Les devoirs : à la maison ou à l’école ?

17 avril 2013


Nos enfants ont repris le chemin de l’école pour leur dernier trimestre de cours et vont, bientôt, être confrontés à des contrôles de fin d’année. Où vont-ils s’entraîner à réviser ? À la maison ? À l’école ? Ou dans une école de devoirs ? La question se pose pour tous même si, selon le niveau d’études, les exigences et les difficultés, les règlementations sont différentes. Petit état de la question.

 

En ce qui concerne le fondamental, la question de l’étude des matières en dehors de l’école est encadrée par un décret. Mais le débat n’est pas clos. Ce décret est mal connu, mal compris, mal appliqué et les pratiques des écoles sont très disparates.

Ce n’est pas le principe du devoir ou de la leçon qui est remis en question par le décret : l’enfant a besoin de moments de mémorisation ou d’exercices pour fixer une matière. Ce qui est interrogé, c’est l’externalisation de ce travail pédagogique hors de l’école et donc au sein de la famille. De nombreux pédagogues (1), en effet, sont d’accord depuis toujours sur la nécessité de limiter fortement les devoirs à domicile dans l’enseignement fondamental et de bien les encadrer dans le secondaire.

 

Résistance

En 2001, le décret a tenté d’en baliser les contours en se basant sur ces nombreuses études tout en tenant compte de la résistance d’une partie du corps enseignant et des parents à une suppression totale des devoirs à domicile. Il les a ainsi adaptés à l’âge et au rythme de l’enfant. Résultat : ces devoirs, qui devraient être faits par les enfants sans le soutien des parents, consistent en de brefs exercices d’écriture, de lecture et de récitation en 1re et 2e primaire, ne peuvent dépasser les 20 minutes en 3e et 4e primaire et les 30 minutes en 5e et 6e primaire.

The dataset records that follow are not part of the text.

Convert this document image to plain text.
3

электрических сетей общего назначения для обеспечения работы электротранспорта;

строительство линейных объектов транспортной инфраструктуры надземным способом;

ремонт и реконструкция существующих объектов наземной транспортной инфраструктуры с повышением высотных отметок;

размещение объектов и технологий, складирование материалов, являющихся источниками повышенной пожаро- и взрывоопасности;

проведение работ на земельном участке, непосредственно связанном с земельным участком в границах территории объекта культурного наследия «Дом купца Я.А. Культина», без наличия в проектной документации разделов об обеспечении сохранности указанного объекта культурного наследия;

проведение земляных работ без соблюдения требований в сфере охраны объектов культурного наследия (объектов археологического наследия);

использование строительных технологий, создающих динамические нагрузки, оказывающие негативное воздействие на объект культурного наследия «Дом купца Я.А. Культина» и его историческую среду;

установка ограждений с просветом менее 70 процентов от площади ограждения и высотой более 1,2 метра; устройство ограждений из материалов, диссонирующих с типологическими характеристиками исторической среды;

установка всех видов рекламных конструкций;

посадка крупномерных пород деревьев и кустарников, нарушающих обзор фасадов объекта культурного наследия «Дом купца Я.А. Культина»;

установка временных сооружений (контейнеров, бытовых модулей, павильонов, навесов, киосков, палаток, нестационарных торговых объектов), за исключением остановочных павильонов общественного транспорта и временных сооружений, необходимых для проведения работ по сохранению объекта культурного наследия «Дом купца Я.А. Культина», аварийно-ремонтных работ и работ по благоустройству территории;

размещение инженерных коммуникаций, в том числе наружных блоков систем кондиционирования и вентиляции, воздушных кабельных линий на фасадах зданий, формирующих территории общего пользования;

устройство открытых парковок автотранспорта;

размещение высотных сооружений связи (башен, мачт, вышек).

En effet, les apprentissages scolaires sont du ressort des pédagogues alors que les parents, eux, ont comme mission de s’intéresser à la vie de leur enfant à l’école, de l’écouter et de veiller à son hygiène de vie.

 

La mission de l’école

Certains crient à la démission des parents. Vraiment ? Nombreux d’entre eux, et c’est normal (!), n’ont pas les compétences requises pour enseigner à leurs enfants le calcul ou la conjugaison. Par ailleurs, beaucoup de parents travaillent jusqu’à 17h. Le temps d’aller chercher le môme à l’école, de braver les embouteillages… il est près de 18h30-19h quand ils arrivent à la maison. Selon l’état des lieux de l’accueil temps libre récemment publié par l’Observatoire de l’enfance, la jeunesse et l’aide à la jeunesse, au moins 30% des enfants restent à la garderie jusque 17h ou plus (2). Une fois rentrés, il faut préparer le souper, donner le bain aux plus jeunes, manger en famille et mettre les enfants au lit pas trop tard. Où caser encore les devoirs s’ils n’ont pas été faits à l’école ?

Et pourquoi l’école, en collaboration avec les acteurs de l’accueil extrascolaire (pourvu qu’ils soient formés et en mesure d’aider les enfants ainsi que de faire le retour aux enseignants) ne pourrait-elle pas organiser le travail d’appropriation des matières en son sein, pendant les heures où l’attention des enfants est la meilleure et dans des conditions égalitaires pour tous ? Cela permettrait aux enseignants d’ajuster leurs exigences en fonction de leur observation du travail effectué par leurs élèves et de transmettre leurs remarques aux parents via un cahier de communication ou des réunions.

 

En secondaire

Pour les élèves du secondaire, les devoirs et leçons ne sont pas réglementés. Les grands médias ont relayé récemment la surcharge vécue par une partie des élèves, souvent due à un manque de concertation entre enseignants. Notons qu’à ce niveau aussi, les inégalités entre familles jouent et que la possibilité de faire devoirs et leçons à l’école, avec l’encadrement d’adultes compétents, devrait être offerte à tous. Une étude dirigée est organisée (gratuitement parfois, payante le plus souvent) par une série d’établissements scolaires, mais la pratique n’est pas générale. Des cours de remédiation sont également organisés dans de nombreuses écoles, mais pas de manière systématique.

Enfin, même dans les universités, on s’aperçoit de la nécessité d’encadrer et de soutenir les étudiants dans leur travail d’appropriation. C’est ainsi que certaines d’entre elles ont lancé des sessions encadrées de « blocus ». Un exemple à suivre !

 

Anne-Marie Dieu

 

1) Comme entre autres Philippe Meirieu et Philipe Perrenoud.